Hal inilah yang membuat kegiatan dakwah di negara tersebut harus melewati jalan terjal.
Stasiun televisi, misalnya, menolak menayangkan program yang mengungkapkan ajaran Islam yang sesungguhnya, yakni penuh kedamaian.
Koran lokal juga tak mau meliput acara yang ada hubungannya dengan Islam dan Muslim. Media massa pun masih menggunakan kata "fundamentalis" dan "ekstremis" setiap kali membahas Islam.
Pemerintah pun membatasi kesempatan umat Islam untuk berpartisipasi dalam dunia politik dan sosial. Selain itu, Muslimah masih mendapatkan hambatan ketika tampil di tengah masyarakat dengan mengenakan jilbab.
Mengingat banyaknya tantangan yang harus dihadapi dalam mendakwahkan Islam, kaum Muslim di Bahama dituntut untuk kreatif. Mereka, misalnya, bekerja sama dengan sejumlah tokoh Islam dari AS untuk berdakwah di Bahama setidaknya selama dua pekan.
Mereka diminta berceramah di seminar tentang Islam. Mereka juga melakukan dakwah di jalanan, melalui siaran radio dan forum diskusi.
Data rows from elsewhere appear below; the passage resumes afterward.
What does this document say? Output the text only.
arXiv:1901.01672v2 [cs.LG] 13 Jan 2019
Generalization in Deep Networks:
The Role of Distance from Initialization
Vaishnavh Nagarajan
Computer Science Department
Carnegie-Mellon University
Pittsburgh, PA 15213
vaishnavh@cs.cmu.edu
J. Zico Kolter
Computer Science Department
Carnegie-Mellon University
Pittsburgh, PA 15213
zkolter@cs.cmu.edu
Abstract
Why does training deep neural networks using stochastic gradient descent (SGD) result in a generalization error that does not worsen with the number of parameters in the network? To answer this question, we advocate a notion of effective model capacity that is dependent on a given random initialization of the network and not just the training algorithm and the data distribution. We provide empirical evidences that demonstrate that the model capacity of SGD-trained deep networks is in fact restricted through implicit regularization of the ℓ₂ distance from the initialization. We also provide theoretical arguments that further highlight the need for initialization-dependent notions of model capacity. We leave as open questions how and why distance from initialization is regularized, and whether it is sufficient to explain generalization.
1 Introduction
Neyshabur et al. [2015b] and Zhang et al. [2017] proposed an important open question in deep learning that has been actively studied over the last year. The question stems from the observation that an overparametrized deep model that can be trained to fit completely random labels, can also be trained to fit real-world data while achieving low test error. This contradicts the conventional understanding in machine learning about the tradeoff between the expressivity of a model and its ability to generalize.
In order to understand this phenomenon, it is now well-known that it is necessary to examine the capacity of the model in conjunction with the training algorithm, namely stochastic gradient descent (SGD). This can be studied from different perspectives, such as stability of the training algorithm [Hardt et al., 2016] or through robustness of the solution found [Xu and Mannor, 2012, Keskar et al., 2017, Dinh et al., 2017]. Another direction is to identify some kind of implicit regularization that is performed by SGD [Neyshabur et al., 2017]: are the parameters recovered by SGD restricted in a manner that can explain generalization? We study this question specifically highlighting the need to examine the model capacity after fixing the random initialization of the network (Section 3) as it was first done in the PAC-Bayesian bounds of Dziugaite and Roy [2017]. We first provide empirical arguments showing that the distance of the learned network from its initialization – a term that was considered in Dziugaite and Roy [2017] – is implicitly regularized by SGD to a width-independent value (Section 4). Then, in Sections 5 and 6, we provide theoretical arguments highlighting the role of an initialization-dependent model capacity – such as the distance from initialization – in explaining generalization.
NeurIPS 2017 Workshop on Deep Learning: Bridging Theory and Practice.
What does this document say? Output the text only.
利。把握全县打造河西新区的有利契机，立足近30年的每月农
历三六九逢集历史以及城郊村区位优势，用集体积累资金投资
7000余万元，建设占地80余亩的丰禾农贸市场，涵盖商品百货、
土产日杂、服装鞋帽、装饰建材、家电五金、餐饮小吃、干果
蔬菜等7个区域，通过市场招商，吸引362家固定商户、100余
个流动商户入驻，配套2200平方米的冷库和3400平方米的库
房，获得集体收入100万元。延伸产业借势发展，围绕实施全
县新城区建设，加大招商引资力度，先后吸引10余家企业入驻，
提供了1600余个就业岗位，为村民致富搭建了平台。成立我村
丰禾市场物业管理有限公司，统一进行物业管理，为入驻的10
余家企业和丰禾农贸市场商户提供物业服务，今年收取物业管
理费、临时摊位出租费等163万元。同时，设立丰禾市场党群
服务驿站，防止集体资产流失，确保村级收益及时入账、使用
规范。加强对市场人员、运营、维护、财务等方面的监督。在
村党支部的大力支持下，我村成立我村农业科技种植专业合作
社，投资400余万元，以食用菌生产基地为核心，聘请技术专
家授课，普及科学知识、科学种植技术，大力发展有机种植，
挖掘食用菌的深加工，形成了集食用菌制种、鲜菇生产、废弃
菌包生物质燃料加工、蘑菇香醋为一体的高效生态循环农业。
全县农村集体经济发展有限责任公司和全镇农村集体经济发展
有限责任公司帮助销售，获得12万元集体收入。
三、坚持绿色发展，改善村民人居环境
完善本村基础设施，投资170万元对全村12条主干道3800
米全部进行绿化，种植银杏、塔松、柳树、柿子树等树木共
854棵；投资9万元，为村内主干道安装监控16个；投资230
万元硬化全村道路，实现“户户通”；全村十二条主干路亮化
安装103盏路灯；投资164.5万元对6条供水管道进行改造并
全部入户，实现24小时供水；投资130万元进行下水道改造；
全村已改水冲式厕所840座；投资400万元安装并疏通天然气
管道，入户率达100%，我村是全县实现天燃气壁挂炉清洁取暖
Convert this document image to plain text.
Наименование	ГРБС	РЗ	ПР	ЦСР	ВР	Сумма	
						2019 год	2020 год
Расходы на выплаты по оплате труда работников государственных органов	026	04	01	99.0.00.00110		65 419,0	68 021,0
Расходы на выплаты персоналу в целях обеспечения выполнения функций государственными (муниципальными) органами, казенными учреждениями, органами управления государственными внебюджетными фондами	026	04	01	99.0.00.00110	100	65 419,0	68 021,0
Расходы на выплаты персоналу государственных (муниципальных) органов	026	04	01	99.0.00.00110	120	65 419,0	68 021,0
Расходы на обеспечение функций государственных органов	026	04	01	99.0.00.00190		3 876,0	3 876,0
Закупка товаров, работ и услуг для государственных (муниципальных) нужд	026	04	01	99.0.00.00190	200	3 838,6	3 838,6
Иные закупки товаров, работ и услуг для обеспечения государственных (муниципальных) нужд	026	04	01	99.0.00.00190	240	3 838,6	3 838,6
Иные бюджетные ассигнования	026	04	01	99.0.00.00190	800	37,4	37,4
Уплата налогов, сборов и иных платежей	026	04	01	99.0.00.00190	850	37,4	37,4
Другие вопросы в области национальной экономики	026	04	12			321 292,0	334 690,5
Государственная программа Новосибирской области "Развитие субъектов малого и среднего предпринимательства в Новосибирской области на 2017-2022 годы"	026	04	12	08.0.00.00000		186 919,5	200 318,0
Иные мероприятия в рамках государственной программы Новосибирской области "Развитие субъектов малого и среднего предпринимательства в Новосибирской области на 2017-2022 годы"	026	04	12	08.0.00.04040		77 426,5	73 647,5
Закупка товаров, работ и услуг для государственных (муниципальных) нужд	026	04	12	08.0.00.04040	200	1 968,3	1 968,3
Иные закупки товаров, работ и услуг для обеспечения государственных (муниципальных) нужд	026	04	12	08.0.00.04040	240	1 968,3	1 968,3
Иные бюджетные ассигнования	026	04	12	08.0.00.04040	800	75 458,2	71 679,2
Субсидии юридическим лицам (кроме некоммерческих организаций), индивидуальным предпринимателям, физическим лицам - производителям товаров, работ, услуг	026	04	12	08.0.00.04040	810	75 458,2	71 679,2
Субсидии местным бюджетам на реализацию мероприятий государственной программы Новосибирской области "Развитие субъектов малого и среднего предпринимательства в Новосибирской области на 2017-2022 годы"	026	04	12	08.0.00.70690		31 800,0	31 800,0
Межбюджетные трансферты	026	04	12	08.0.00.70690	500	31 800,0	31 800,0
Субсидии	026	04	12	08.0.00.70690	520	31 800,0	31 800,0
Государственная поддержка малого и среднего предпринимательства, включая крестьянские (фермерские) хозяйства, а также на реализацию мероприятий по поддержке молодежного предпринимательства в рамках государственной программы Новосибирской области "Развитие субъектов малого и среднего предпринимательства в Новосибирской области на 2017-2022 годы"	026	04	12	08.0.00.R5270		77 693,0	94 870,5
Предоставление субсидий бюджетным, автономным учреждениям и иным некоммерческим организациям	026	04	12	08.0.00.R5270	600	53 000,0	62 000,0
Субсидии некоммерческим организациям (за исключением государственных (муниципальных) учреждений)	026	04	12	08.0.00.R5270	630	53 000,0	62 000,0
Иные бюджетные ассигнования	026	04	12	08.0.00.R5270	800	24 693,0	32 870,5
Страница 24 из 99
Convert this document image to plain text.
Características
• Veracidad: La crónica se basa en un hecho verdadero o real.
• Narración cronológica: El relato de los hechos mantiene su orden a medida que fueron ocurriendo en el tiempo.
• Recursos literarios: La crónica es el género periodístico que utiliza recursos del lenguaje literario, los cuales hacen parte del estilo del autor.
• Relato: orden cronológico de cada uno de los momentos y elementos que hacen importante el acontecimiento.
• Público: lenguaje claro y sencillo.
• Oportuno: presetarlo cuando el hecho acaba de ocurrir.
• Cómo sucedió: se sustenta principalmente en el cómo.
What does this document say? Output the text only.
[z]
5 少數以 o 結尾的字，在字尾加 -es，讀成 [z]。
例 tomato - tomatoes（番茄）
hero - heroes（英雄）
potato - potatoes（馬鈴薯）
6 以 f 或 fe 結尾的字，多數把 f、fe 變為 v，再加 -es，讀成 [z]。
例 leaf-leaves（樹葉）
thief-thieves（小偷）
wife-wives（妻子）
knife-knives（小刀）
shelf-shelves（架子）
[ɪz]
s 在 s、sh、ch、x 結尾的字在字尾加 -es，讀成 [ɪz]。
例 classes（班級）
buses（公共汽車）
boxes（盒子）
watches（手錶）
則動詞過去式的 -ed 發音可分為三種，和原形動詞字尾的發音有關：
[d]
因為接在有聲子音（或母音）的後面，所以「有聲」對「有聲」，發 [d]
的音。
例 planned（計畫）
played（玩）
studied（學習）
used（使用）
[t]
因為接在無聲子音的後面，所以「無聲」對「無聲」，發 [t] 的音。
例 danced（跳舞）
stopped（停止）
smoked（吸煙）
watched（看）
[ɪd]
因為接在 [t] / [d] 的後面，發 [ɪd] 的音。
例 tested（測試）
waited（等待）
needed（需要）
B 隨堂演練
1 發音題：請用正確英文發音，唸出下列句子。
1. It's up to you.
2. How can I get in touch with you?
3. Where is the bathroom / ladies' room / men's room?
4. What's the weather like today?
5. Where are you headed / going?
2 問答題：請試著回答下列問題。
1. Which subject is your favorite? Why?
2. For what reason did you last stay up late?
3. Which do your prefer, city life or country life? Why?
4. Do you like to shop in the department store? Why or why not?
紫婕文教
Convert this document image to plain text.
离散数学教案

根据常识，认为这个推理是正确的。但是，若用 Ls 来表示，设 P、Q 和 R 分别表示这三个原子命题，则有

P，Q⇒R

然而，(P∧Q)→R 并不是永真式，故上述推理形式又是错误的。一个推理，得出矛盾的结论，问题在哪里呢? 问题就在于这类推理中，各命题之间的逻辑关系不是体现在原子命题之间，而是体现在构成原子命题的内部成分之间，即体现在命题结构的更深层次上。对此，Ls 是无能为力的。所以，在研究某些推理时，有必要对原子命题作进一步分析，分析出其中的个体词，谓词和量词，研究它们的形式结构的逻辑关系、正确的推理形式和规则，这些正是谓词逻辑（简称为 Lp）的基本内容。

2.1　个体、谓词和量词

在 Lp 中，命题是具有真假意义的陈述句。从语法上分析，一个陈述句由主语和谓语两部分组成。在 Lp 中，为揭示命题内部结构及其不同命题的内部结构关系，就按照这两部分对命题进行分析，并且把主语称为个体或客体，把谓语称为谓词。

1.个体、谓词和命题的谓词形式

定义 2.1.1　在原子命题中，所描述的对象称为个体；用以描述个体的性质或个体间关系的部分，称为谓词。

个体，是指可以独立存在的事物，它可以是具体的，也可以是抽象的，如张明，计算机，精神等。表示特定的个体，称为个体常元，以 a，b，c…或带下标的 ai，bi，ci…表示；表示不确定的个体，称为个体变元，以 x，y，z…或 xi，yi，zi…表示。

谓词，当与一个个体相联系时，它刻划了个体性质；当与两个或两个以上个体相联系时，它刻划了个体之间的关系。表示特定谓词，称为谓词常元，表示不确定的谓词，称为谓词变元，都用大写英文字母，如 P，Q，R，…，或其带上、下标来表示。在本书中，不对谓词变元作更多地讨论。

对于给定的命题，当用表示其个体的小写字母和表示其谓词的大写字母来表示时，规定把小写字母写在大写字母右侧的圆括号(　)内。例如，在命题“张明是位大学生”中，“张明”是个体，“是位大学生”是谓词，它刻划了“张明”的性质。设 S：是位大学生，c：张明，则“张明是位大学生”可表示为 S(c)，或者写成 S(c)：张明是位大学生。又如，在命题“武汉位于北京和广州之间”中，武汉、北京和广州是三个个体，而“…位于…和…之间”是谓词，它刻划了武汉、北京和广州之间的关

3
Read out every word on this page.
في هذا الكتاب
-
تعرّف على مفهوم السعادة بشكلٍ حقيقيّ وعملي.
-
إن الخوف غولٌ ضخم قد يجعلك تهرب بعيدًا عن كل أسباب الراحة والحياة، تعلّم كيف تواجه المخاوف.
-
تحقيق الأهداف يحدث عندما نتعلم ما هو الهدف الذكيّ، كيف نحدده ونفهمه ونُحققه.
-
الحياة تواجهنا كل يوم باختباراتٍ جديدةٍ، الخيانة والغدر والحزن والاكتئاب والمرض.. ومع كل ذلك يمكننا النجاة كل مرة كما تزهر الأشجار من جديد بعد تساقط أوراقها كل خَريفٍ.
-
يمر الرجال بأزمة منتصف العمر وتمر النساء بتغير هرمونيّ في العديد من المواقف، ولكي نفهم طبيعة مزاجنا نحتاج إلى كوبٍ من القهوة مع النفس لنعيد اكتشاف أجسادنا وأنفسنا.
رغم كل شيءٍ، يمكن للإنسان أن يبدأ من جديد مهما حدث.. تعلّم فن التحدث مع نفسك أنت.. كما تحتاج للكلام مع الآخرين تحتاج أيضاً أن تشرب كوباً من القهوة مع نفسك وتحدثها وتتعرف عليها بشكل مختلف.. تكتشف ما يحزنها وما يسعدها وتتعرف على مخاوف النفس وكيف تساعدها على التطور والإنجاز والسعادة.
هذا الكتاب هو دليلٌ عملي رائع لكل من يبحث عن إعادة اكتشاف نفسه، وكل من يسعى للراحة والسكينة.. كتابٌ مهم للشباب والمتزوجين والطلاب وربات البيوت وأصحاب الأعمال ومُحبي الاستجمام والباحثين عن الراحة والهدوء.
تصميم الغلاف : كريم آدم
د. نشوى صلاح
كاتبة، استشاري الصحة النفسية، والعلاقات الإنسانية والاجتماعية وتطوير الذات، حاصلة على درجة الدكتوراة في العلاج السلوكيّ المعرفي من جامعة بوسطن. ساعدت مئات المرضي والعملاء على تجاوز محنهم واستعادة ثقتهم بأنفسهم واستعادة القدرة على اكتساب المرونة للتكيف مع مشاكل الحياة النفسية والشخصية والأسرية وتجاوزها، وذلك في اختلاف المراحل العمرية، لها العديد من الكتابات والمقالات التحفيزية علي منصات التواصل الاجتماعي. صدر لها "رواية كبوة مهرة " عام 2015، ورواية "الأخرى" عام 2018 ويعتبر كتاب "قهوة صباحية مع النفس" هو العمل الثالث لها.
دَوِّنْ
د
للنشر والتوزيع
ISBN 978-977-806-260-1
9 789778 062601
Digelar pula pameran tentang sejarah Islam.
Kaum Muslim di Bahama juga aktif melakukan kegiatan sosial, misalnya mendistribusikan pakaian bagi yang membutuhkan dan menyelenggarakan pengobatan gratis.
Mereka juga aktif membantu menyelesaikan sejumlah masalah sosial, seperti kasus kehamilan di kalangan remaja, kekerasan, dan kejahatan lainnya. Walau diadang banyak tantangan, komunitas Muslim setempat menilai, Bahama merupakan daerah yang kondusif untuk menyebarkan Islam.